Having rolled out the search feature for this blog a few days ago, I’m really happy with the outcome. It was a significant amount of work to put everything together, but I think a custom search is a great addition to this site which hopefully proves helpful to my readers. Serverless is a perfect architecture and deployment option for this use case, being very cost-efficient for the expected low volume of requests, and providing a largely hands-off operations experience for myself.

With AOT compilation down to native binaries and enabling frameworks like Quarkus, Java definitely is in the game for building Serverless apps. Its huge eco-system of libraries such as Apache Lucene, sophisticated tooling and solid performance make it a very attractive implementation choice. Basing the application on Quarkus makes it a matter of configuration to switch between creating a deployment package for Lambda and a regular container image, avoiding any kind of lock-in into a specific platform.

Enabling libraries for being used in native binaries can be a daunting task, but over time I’d expect either library authors themselves to do the required adjustment to smoothen that experience, and of course the growing number of Quarkus extensions also helps to use more and more Java libraries in native apps. I’m also looking forward to Project Leyden, which aims at making AOT compilation a part of the Java core platform.

The deployment to AWS Lambda and API Gateway was definitely more involved than I had anticipated; things like IAM and budget control are more complex than I think they could and should be. That there is no way to set up a hard spend capping is a severe shortcoming; hobbyists like myself should be able to explore this platform without having to fear any surprise AWS bills. It’s particular bothersome that API usage plans are no 100% safe way to enforce API quotas, as they cannot be applied to unauthorized CORS pref-flight requests and custom scripting is needed in order to close this loophole.

But then this experiment also was an interesting learning experience for me; working on libraries and integration solutions most of the time during my day job, I sincerely enjoyed the experience of designing a service from the ground-up and rolling it out into "production", if I may dare to use that term here.
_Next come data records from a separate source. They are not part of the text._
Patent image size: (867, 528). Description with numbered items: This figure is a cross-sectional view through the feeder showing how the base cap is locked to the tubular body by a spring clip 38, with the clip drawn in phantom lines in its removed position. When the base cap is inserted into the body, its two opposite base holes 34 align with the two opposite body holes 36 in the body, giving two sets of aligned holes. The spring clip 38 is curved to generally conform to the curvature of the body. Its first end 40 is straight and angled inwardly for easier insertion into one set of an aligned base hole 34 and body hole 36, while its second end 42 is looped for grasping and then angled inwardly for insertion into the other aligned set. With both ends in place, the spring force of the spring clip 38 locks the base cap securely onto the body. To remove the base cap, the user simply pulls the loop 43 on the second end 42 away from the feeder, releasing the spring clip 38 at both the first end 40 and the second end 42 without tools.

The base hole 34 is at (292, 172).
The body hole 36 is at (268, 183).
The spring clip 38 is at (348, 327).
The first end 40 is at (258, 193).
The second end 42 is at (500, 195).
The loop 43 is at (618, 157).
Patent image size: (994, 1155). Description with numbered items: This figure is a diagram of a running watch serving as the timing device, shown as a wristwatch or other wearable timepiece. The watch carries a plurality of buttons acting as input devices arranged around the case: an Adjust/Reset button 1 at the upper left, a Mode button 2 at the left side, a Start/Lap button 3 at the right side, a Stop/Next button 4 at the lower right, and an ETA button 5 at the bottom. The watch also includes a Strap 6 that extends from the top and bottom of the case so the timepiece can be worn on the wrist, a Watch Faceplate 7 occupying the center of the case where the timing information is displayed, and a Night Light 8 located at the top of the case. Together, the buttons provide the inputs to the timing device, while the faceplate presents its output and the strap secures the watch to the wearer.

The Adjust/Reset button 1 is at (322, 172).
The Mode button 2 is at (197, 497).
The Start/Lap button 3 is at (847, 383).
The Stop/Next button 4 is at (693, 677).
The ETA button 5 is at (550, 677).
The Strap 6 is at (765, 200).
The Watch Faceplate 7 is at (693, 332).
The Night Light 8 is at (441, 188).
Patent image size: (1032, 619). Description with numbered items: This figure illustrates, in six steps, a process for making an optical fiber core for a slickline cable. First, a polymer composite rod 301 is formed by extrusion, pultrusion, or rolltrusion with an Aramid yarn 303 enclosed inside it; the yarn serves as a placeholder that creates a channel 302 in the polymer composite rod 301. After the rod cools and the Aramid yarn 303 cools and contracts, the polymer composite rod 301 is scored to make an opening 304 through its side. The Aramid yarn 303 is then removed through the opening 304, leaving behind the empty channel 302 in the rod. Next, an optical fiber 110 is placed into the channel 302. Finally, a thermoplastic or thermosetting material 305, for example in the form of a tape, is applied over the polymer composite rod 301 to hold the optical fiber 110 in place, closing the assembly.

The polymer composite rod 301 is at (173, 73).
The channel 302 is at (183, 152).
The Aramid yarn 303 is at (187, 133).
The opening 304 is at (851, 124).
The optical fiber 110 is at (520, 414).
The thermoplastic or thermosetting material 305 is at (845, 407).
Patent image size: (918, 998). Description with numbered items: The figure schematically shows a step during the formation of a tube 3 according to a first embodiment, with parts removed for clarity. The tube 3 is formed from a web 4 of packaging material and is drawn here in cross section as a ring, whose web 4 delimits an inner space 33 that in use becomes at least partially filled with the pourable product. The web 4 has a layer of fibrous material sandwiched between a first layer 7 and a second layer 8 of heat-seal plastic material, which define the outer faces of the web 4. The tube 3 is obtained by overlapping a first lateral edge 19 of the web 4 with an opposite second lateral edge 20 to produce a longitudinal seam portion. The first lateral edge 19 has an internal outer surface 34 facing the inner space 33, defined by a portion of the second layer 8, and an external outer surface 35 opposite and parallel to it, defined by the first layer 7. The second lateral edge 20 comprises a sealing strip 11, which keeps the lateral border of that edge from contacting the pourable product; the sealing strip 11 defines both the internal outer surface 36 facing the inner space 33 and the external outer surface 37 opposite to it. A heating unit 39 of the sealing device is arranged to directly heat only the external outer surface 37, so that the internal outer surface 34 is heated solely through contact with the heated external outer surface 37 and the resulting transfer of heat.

While the search functionality is rolled out on my blog, ready for you to use, there’s a few things I’d like to improve and expand going forward:

  • CI pipeline: Automatically re-building and deploying the search service after changes to the contents of my blog; this should hopefully be quite easy using GitHub Actions

  • Performance improvements: While the performance of the query service definitely is good enough, I’d like to see whether and how it could be tuned here and there. Tooling might be challenging there; where I’d use JDK Flight Recorder and Mission Control with a JVM based application, I’m much less familiar with equivalent tooling for native binaries. One option I’d like to explore in particular is taking advantage of Quarkus bytecode recording capability: bytecode instructions for creating the in-memory data structure of the Lucene index could be recorded at build time and then just be executed at application start-up; this might be the fastest option for loading the index in my special use case of a read-only index

  • Serverless comments: Currently I’m using Disqus for the commenting feature of the blog. It’s not ideal in terms of privacy and page loading speed, which is why I’m looking for alternatives. One idea could be a custom Serverless commenting functionality, which would be very interesting to explore, in particular as it shifts the focus from a purely immutable application to a stateful service that’ll require some means of modifiable, persistent storage

In the meantime, you can find the source code of the Serverless search feature on GitHub. Feel free to take the code and deploy it to your own website!

Many thanks to Hans-Peter Grahsl and Eric Murphy for their feedback while writing this post!